Donald L. Merand

Checklist for Making Friendly Web Pages

tags: HTML CSS RSS

When I wrote the code for donaldmerand.com, I decided to try my best to adhere to good programming practices and standards for as many elements of the site as possible - the generated HTML, the CSS, the RSS feed, and everything else I could think of. Some people might say that all code projects that everybody does at all times should adhere to best practices and be syntactically valid. People who say that have never worked in a production environment of any sort. That, or they work in very well-supported, well-managed, and well-funded programming environments and have few deadlines.

Here’s what I found about web standards: good programming practice is a somewhat moving target, having just as much to do with æsthetic preference as any hard-and-fast rules. Syntactical validity is basically concrete in programming languages, but on the web it’s different. For example, a big point of the HTML5 standard is to slyly, quietly deal with the poor syntax that’s all over the web. If we all wanted pure and perfect web standards, then we’d have all jumped on the XHTML 2.0 bandwagon. How many of us actually did?

crickets...

Having said all of that, there are some things you can do as a web programmer that most everybody agrees are Good Things, and you should probably be doing in Most of your Projects. There are also some things that I say you should do, because I’m biased just like everybody else, and you’re here to listen to me, right?

To spare myself (and maybe you) from having to remember all of those things when making my next site, I made a list. So here you go…
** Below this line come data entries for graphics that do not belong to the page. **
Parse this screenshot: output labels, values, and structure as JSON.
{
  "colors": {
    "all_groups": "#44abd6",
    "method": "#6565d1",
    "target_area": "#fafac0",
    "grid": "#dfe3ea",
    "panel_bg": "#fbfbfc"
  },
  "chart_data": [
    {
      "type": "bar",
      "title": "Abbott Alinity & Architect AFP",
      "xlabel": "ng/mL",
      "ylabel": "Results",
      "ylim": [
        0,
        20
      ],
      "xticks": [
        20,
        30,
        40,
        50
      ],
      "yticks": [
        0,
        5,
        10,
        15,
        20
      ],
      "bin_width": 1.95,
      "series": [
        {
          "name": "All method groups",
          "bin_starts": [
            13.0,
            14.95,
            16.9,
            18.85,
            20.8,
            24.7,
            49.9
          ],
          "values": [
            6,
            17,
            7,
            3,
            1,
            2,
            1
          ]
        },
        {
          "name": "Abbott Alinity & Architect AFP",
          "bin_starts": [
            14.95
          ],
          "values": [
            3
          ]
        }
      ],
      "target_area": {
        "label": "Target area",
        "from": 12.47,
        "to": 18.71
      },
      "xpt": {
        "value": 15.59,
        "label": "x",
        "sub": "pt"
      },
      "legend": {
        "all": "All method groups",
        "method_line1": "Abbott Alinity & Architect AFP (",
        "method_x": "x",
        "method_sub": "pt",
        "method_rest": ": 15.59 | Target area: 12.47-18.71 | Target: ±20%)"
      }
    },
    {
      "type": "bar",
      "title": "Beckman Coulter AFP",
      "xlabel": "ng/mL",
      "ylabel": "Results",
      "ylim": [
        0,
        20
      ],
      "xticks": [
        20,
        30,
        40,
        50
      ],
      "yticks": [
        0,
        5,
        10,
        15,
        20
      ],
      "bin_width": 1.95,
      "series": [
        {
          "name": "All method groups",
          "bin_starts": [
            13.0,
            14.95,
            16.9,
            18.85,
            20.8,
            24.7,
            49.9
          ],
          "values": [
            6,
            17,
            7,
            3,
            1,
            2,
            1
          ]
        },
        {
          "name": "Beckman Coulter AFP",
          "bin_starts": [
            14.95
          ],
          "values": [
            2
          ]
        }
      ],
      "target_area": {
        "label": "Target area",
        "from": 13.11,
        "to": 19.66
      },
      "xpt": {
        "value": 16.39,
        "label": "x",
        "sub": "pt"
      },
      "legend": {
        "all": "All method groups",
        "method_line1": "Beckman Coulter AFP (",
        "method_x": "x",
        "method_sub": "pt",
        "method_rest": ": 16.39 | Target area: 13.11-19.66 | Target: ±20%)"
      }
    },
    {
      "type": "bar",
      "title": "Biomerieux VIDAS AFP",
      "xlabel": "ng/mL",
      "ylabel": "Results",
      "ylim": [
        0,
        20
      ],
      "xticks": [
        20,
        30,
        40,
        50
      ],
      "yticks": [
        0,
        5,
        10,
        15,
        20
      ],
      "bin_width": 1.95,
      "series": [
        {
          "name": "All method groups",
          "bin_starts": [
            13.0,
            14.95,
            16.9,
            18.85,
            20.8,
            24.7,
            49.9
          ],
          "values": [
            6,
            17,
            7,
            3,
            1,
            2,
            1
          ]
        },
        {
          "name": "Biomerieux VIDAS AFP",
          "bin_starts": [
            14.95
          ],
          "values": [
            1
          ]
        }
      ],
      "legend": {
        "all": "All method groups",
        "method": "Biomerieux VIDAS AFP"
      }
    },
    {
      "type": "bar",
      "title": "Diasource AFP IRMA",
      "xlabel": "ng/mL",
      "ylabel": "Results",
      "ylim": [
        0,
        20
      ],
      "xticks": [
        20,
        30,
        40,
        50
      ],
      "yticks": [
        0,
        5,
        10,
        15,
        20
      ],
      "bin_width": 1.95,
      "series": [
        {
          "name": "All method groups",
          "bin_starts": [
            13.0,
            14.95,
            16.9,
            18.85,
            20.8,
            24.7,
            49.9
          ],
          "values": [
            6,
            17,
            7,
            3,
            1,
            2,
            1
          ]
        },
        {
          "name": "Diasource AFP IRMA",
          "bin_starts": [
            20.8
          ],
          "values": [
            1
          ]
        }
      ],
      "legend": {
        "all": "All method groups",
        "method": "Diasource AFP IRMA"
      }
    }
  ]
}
Checklist for Making Friendly Web Pages

  1. HTML4 should be validated by the W3C HTML Validator
    • Don’t bother with a <!DOCTYPE> of anything XHTML unless you’re actually going to modify your headers to send a MIME type of application/xhtml+xml. As it turns out, if you send a regular text/html MIME-type, your page isn’t being parsed as XML at all
    • HTML5 should be validated with a HTML5 validator
    • Bonus points for passing HTML lint
  2. If you’re going with HTML5, you might want to check for browser compatibility eg. with modernizr.
    • Also check this link for single-item compatibility if you don’t need more that a couple of HTML5 functions.
    • Also this link is a great resource for what’s new in HTML5.
  3. CSS should be validated by the W3C CSS Validator
    • Bonus points for passing CSS lint
    • Bonus points for minifying your CSS.
    • Bonus points for using sass for your own CSS sanity.
    • Double-extra bonus points for including style elements for different media types. For example, you might want to include a “print” stylesheet that hides your sidebar/navigation elements, so that when articles are printed, only the content comes out.
  4. If you have any sort of dynamic content (blog posts, etc.), you should have an RSS/atom feed.
    • Your RSS feed should be validated by a RSS Validator
      • Though it’s technically optional, you should include a <link rel="alternate" type="application/rss+xml" href="/rss/" /> tag in your <head> section, to indicate to feed readers such as Google Reader that visit your main URL where the rss feed is (in this case a RSS 2.0 feed at https://yoursite.com/rss/).
      • Your feed needs to be in the proper XML format, obviously.
      • You have to encode your feed elements. For example, you can’t say <a href>, you have to say <a href>. There’s something called CDATA that makes this relatively straightforward if your web development language of choice doesn’t have escape functions, and you don’t feel like writing your own.
      • Your RSS links can’t be relative - /index.html should be replaced with https://yoursite.com/index.html.
  5. The site should have a favicon. Use the favicon generator to get one from a regular image.
    • You should include a <link rel="shortcut icon" href="/favicon.ico" /> in your <head> section to make sure this gets used. Some browsers (like Chrome) don’t seem to need it, but it’s better to be safe if you want people to see your nifty icon.
  6. You should be licensing your content. See creative commons for more details and a license-link generator.
  7. You should be compressing your content. See this article.
    • If you’re using PHP, I’d recommend doing both the PHP compression and the Apache compression. Apache compression doesn’t seem to catch PHP files that serve HTML content. I’m guessing this is the same for other web scripting languages, but I’ll admit my expertise in this area is limited.
  8. You should have clean URL syntax. Try to avoid URLS like https://mysite.com?somequery=value&some_other_query=some_othervalue. Instead, go for http://mysite.com/somequery/value. Search engines love it, humans love it, everybody is happy.
  9. You should probably have a page search. You can redirect to a google search_term site:yoursite.com query at the very least.
    • Bonus points if your search returns with highlighting. This might not be applicable, depending on how your search page returns results.